Striking old color example of De Wit's general sea chart of the the Southeastern US, Gulf Coast, Florida and the Caribbean, from his Orbis Maritimus ofte Zee Atlas.
The map is based upon Hessel Gerittsz map of 1631, although it is based more cloosely on Lootsman's chart of 1661. The map was likely engraved by Romein de Hooghe.
There is a wealth of navigational information including sandbanks and shoals. The chart is a masterpiece of decorative engraving with illustrations of sailing vessels, a compass rose and two elaborate title cartouches (Latin and Dutch), one showing cannibalism. The map was re-issued by Renard and by Ottens in the early 18th Century. A gorgeous old color example.

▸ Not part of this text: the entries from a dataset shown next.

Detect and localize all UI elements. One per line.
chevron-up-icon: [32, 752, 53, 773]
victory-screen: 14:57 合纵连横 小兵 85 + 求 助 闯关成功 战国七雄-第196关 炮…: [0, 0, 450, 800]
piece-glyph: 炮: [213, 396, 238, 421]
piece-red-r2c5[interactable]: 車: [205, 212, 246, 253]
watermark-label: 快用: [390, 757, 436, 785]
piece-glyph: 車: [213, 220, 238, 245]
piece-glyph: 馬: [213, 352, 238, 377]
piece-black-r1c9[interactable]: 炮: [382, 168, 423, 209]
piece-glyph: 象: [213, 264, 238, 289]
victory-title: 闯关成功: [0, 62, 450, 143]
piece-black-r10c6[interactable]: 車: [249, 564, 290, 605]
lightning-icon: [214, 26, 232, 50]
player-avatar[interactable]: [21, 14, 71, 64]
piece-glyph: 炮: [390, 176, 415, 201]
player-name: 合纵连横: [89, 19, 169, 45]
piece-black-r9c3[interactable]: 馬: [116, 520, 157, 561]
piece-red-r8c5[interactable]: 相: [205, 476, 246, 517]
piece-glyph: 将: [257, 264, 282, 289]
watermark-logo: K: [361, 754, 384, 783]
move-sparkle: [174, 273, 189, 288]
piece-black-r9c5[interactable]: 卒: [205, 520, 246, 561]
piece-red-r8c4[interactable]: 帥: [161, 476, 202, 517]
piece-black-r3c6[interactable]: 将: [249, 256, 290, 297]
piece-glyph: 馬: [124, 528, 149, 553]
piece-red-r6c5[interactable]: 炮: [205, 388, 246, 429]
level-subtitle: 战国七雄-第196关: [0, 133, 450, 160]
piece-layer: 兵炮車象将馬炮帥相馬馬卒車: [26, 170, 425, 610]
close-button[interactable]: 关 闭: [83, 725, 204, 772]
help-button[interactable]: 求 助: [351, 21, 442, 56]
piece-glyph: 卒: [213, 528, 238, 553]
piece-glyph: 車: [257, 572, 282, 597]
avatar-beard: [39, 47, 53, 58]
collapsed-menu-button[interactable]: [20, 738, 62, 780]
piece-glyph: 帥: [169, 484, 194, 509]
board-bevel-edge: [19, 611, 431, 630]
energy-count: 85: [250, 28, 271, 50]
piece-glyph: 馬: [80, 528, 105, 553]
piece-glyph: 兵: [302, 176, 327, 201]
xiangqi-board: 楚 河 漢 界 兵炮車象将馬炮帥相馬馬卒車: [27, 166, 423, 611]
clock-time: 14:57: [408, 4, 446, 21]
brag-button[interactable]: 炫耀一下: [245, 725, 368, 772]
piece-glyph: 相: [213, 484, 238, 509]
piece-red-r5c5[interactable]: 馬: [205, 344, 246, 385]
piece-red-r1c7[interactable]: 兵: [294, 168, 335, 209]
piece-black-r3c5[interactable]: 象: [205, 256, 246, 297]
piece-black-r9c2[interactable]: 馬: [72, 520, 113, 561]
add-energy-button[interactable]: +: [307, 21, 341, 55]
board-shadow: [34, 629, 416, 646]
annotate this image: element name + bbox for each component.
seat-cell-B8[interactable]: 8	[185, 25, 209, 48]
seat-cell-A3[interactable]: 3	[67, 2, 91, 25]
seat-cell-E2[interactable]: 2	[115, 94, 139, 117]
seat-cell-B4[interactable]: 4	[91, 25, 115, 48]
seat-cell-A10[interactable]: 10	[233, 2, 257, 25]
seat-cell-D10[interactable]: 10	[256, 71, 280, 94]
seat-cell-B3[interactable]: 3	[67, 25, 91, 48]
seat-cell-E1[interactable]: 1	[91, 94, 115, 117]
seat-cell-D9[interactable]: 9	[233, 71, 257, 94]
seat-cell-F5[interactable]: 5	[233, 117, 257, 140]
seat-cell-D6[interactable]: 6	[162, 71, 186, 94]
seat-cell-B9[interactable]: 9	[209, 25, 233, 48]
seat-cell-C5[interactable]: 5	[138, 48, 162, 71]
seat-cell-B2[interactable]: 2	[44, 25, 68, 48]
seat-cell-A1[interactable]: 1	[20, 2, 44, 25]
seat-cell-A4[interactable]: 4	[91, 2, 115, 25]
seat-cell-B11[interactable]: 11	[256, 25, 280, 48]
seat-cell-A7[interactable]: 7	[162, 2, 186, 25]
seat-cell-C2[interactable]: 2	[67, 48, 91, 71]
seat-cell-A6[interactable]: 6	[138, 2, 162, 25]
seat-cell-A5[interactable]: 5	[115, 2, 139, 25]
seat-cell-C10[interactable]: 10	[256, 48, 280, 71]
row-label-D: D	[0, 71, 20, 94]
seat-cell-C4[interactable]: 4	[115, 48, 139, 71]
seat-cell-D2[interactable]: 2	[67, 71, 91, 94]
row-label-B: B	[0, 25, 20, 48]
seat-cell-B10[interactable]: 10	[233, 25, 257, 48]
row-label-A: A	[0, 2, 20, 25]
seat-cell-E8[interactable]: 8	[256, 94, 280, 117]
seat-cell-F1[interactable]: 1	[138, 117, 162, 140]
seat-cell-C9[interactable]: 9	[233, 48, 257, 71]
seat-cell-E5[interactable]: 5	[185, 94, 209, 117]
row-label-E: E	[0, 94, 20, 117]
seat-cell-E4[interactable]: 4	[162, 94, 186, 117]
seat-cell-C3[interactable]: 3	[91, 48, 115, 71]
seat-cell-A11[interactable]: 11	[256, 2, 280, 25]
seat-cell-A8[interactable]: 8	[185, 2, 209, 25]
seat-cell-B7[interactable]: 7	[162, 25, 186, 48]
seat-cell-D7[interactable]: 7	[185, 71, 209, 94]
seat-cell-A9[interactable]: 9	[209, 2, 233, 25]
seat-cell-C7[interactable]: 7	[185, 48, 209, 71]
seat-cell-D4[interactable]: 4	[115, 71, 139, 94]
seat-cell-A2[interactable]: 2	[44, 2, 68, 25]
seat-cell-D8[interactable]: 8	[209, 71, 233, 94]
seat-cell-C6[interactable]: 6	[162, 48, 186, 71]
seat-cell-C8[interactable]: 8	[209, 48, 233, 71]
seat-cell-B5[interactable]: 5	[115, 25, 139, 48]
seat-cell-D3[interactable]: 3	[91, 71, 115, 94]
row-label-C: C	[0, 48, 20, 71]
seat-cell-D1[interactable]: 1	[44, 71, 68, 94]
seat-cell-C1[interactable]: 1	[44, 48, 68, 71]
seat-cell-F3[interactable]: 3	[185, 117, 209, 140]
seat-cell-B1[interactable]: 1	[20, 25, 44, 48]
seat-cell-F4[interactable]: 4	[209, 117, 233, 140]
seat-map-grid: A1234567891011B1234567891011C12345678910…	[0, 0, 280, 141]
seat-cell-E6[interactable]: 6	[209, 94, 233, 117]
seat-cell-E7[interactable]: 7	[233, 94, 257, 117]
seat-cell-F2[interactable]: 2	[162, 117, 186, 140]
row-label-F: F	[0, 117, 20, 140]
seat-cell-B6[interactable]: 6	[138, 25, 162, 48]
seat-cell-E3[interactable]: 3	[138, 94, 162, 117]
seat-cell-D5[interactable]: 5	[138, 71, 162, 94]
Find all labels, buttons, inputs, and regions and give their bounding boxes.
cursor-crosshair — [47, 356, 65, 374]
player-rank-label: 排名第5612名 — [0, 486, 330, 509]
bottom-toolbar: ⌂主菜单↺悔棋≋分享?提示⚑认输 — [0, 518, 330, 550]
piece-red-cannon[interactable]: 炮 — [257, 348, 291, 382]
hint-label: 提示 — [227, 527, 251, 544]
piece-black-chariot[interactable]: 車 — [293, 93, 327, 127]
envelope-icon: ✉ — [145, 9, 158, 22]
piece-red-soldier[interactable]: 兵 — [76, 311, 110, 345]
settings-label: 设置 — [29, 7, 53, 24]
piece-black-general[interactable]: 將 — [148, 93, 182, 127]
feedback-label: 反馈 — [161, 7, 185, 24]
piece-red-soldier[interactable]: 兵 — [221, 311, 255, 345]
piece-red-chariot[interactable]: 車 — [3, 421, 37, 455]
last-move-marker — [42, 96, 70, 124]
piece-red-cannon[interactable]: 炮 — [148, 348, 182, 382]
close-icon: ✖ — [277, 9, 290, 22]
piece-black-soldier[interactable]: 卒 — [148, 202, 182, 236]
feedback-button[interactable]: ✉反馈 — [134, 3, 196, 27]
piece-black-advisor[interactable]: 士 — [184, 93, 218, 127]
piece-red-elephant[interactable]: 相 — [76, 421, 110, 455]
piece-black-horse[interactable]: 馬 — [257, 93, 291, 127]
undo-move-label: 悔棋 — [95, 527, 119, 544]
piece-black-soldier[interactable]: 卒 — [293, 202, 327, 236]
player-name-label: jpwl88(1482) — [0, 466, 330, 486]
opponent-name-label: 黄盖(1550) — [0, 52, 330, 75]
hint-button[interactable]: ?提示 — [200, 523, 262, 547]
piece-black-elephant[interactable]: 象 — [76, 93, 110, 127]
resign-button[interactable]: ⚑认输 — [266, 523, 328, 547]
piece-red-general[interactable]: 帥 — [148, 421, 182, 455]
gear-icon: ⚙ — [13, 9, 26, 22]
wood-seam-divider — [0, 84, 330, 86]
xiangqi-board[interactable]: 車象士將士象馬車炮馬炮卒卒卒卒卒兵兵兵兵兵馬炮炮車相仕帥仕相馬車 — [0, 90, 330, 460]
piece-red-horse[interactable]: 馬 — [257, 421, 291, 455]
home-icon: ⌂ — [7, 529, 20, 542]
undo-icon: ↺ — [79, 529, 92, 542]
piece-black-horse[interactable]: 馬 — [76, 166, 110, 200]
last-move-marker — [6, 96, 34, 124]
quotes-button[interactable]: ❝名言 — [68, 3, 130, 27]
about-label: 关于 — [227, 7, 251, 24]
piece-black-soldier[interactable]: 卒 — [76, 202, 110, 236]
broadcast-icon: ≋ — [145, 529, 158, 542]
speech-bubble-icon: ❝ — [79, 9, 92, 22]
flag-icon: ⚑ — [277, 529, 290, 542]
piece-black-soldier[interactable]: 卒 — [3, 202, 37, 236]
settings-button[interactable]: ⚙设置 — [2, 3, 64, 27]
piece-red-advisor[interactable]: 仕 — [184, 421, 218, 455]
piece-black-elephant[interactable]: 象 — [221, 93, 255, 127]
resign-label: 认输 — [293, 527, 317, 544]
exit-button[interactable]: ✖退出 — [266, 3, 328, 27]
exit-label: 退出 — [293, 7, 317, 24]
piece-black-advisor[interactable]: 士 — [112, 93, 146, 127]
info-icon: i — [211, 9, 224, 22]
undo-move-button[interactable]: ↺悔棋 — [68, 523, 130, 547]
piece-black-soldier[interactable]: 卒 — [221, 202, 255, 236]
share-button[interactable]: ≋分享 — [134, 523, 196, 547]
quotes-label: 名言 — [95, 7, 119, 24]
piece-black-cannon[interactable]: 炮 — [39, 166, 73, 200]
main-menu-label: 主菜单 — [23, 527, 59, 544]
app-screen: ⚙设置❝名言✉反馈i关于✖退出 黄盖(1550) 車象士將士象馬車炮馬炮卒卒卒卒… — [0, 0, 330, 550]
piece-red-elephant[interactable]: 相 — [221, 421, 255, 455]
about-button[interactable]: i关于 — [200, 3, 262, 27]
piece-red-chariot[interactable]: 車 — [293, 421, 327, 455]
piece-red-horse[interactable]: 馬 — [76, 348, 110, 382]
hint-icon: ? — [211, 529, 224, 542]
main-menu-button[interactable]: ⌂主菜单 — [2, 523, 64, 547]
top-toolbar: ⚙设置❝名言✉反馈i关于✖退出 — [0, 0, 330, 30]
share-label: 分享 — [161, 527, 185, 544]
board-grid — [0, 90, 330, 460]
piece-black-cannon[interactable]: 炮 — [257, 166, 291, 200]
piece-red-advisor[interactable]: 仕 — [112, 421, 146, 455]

De Wit (1629 ca.-1706) was a mapmaker and mapseller who was born in Gouda but who worked and died in Amsterdam. He moved to the city in 1648, where he opened a printing operation under the name of The Three Crabs; later, he changed the name of his shop to The White Chart. From the 1660s onward, he published atlases with a variety of maps; he is best known for these atlases and his Dutch town maps. After Frederik’s death in 1706, his wife Maria ran the shop for four years before selling it. Their son, Franciscus, was a stockfish merchant and had no interest in the map shop. At the auction to liquidate the de Wit stock, most of the plates went to Pieter Mortier, whose firm eventually became Covens & Mortier, one of the biggest cartography houses of the eighteenth century.